US tomb's unknown soldier identified

The remains were removed in a solemn ceremony

Forensic tests in the United States have confirmed that the remains exhumed from the Tomb of the Unknowns in Washington were those of an air force pilot shot down during the Vietnam war.


[ image: Michael Blassie: the 'unknown soldier']
Michael Blassie: the 'unknown soldier'
Michael Blassie was shot down over Vietnam in 1972 but when his remains were found many years later it was impossible to conclusively identify them.

They were interred alongside those of other fallen servicemen and women at Arlington national cemetery in 1984.

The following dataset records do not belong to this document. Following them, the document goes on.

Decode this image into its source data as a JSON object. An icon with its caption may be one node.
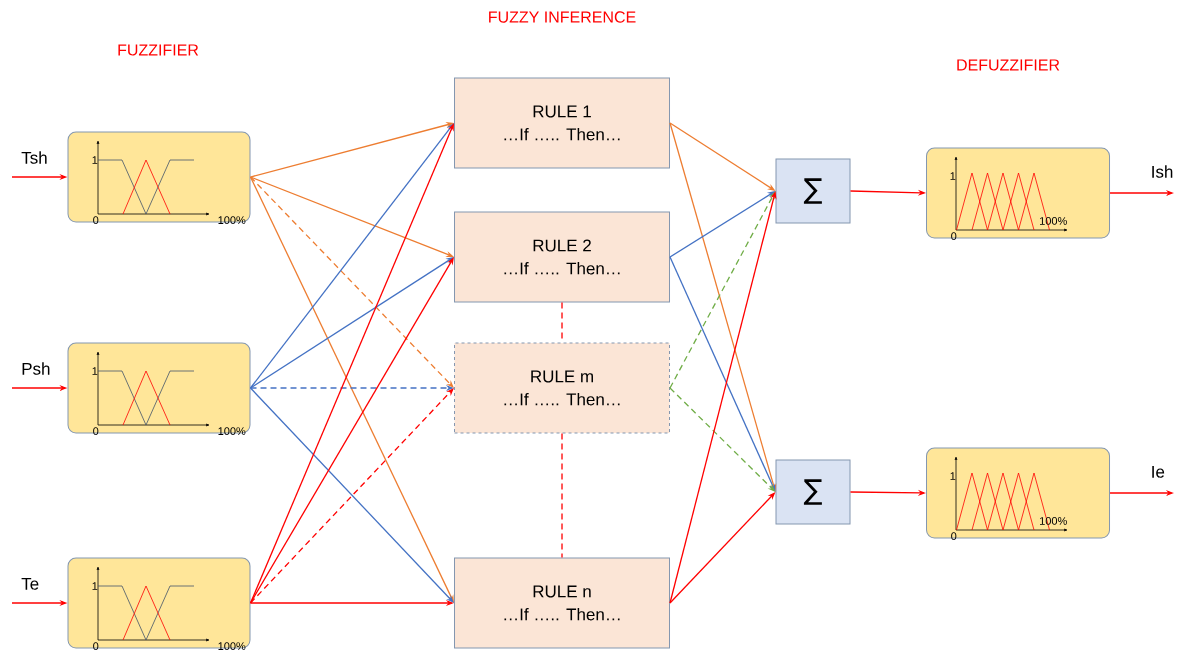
{
  "diagram": {
    "nodes": [
      {
        "text": [
          "1",
          "0",
          "100%"
        ]
      },
      {
        "text": [
          "1",
          "0",
          "100%"
        ]
      },
      {
        "text": [
          "1",
          "0",
          "100%"
        ]
      },
      {
        "text": [
          "RULE 1",
          "…If ….. Then…"
        ]
      },
      {
        "text": [
          "RULE 2",
          "…If ….. Then…"
        ]
      },
      {
        "text": [
          "RULE m",
          "…If ….. Then…"
        ]
      },
      {
        "text": [
          "RULE n",
          "…If ….. Then…"
        ]
      },
      {
        "text": [
          "∑"
        ]
      },
      {
        "text": [
          "∑"
        ]
      },
      {
        "text": [
          "1",
          "0",
          "100%"
        ]
      },
      {
        "text": [
          "1",
          "0",
          "100%"
        ]
      }
    ],
    "edges": [
      {
        "from": null,
        "to": 0,
        "arrow": "to",
        "label": "Tsh"
      },
      {
        "from": null,
        "to": 1,
        "arrow": "to",
        "label": "Psh"
      },
      {
        "from": null,
        "to": 2,
        "arrow": "to",
        "label": "Te"
      },
      {
        "from": 0,
        "to": 3,
        "arrow": "to",
        "color": "#ed7d31"
      },
      {
        "from": 0,
        "to": 4,
        "arrow": "to",
        "color": "#ed7d31"
      },
      {
        "from": 0,
        "to": 5,
        "arrow": "to",
        "color": "#ed7d31",
        "style": "dashed"
      },
      {
        "from": 0,
        "to": 6,
        "arrow": "to",
        "color": "#ed7d31"
      },
      {
        "from": 1,
        "to": 3,
        "arrow": "to",
        "color": "#4472c4"
      },
      {
        "from": 1,
        "to": 4,
        "arrow": "to",
        "color": "#4472c4"
      },
      {
        "from": 1,
        "to": 5,
        "arrow": "to",
        "color": "#4472c4",
        "style": "dashed"
      },
      {
        "from": 1,
        "to": 6,
        "arrow": "to",
        "color": "#4472c4"
      },
      {
        "from": 2,
        "to": 3,
        "arrow": "to"
      },
      {
        "from": 2,
        "to": 4,
        "arrow": "to"
      },
      {
        "from": 2,
        "to": 5,
        "arrow": "to",
        "style": "dashed"
      },
      {
        "from": 2,
        "to": 6,
        "arrow": "to"
      },
      {
        "from": 4,
        "to": 5,
        "arrow": "none",
        "style": "dashed"
      },
      {
        "from": 5,
        "to": 6,
        "arrow": "none",
        "style": "dashed"
      },
      {
        "from": 3,
        "to": 7,
        "arrow": "to",
        "color": "#ed7d31"
      },
      {
        "from": 3,
        "to": 8,
        "arrow": "to",
        "color": "#ed7d31"
      },
      {
        "from": 4,
        "to": 7,
        "arrow": "to",
        "color": "#4472c4"
      },
      {
        "from": 4,
        "to": 8,
        "arrow": "to",
        "color": "#4472c4"
      },
      {
        "from": 5,
        "to": 7,
        "arrow": "to",
        "color": "#70ad47",
        "style": "dashed"
      },
      {
        "from": 5,
        "to": 8,
        "arrow": "to",
        "color": "#70ad47",
        "style": "dashed"
      },
      {
        "from": 6,
        "to": 7,
        "arrow": "to"
      },
      {
        "from": 6,
        "to": 8,
        "arrow": "to"
      },
      {
        "from": 7,
        "to": 9,
        "arrow": "to"
      },
      {
        "from": 8,
        "to": 10,
        "arrow": "to"
      },
      {
        "from": 9,
        "to": null,
        "arrow": "to",
        "label": "Ish"
      },
      {
        "from": 10,
        "to": null,
        "arrow": "to",
        "label": "Ie"
      }
    ],
    "labels": [
      "FUZZY INFERENCE",
      "FUZZIFIER",
      "DEFUZZIFIER"
    ]
  }
}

The Defence Department took the unprecedented decision to order the Tomb to be opened and the remains removed for DNA testing following pressure from the airman's family.

They had insisted there was compelling evidence that the body found at the crash site was that of their son. Circumstantial evidence included identification tags and a parachute, but was not backed up by other evidence.

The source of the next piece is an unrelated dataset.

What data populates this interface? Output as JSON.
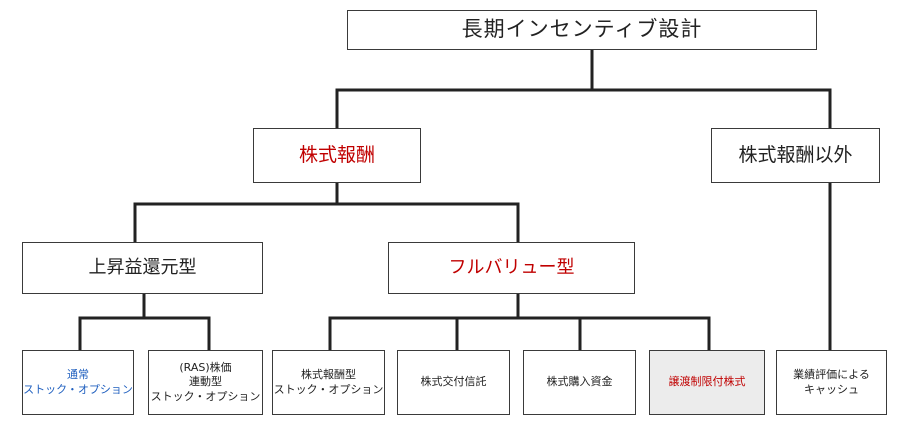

Last month the Defence Secretary, William Cohen, agreed that there were grounds to believe that the body may have been that of one of two servicemen.

In an unprecedented decision, he ordered the tomb to be unlocked and the remains were removed for DNA tests, which had not been available when the body was first discovered.

The Blassie family are now waiting to give the former pilot a last farewell at a marked burial site 26 years after his final mission.

The Tomb of the Unknowns contains the remains of unidentified servicemen from several conflicts.